Is it true that every differentiable function's last derivative expression, when plotted, will be a straight line?

Or in other words, can every differentiable function be differentiated till we get a constant?

EDIT : Every differentiable function can be differentiated infinitely many times, and the derivative of $0$ is $0$. I thought that $0$ couldn't be differentiated further.

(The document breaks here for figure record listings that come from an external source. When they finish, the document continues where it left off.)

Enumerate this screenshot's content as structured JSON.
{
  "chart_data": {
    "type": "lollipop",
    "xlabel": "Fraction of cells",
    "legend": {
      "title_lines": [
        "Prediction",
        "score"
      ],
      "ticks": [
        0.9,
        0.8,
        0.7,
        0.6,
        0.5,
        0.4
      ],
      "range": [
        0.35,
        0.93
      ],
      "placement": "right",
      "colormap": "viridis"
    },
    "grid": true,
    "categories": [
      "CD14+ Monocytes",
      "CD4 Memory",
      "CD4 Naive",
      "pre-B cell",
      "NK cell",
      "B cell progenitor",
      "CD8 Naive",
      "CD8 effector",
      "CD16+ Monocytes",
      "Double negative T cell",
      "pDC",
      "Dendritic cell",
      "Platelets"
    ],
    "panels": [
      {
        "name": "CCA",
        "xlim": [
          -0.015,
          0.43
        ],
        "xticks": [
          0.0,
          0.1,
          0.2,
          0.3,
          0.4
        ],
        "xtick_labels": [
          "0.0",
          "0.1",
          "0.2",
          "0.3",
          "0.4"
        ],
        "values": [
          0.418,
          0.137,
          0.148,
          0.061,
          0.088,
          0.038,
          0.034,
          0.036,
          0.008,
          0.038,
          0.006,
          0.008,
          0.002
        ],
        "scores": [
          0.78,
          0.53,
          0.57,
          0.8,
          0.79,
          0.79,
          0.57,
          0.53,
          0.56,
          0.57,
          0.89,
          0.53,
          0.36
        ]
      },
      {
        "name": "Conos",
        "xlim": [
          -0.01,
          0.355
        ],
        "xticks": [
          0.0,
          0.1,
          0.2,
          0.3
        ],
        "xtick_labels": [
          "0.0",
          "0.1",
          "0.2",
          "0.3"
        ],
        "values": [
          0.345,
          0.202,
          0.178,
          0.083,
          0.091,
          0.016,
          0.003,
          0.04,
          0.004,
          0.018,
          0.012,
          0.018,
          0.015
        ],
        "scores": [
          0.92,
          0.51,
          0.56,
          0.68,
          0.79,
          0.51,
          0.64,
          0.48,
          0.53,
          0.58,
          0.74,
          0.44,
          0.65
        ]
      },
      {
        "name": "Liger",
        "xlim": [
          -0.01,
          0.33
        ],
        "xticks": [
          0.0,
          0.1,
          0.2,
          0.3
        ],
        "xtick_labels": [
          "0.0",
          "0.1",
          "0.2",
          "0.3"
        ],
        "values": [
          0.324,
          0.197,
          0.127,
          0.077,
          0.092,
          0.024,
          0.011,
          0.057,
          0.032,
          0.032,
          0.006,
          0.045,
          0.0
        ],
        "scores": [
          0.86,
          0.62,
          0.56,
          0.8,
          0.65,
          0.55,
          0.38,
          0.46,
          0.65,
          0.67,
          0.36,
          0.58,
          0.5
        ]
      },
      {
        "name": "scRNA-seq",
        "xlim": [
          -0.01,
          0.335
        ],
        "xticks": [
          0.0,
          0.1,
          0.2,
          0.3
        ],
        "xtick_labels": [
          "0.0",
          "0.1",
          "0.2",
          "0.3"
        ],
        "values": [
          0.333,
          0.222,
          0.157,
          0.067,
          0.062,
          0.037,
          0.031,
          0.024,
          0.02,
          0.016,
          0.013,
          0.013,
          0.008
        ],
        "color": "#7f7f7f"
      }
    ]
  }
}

• What do you mean by "last derivative"? There is no "last derivative" for $x^2$, it is differentiable infinitely many times.
– user223391
Feb 26, 2017 at 15:21
• @Zachary Selk. After differentiating 2, we get 0. How can we further differentiate 0? Feb 26, 2017 at 15:22
• The derivative of $0$ is just $0$
– user223391
Feb 26, 2017 at 15:23
• Ok thanks a lot for the help. So this means that after we have reached 0, we will continue to get 0 thereafter? Feb 26, 2017 at 15:25
• Yes, that is true
– user223391
Feb 26, 2017 at 15:25

Consider $f(x) = e^x$. Every derivative of $f$ is also $e^x$, so it will never become constant. In fact, almost all functions have the property that no amount of differentiating will produce a constant.
It is true, however, that for any polynomial $g(x)$ of degree $n$, the $n$th derivative of $g$ is constant (and so the $n+1$-st derivative is the zero function).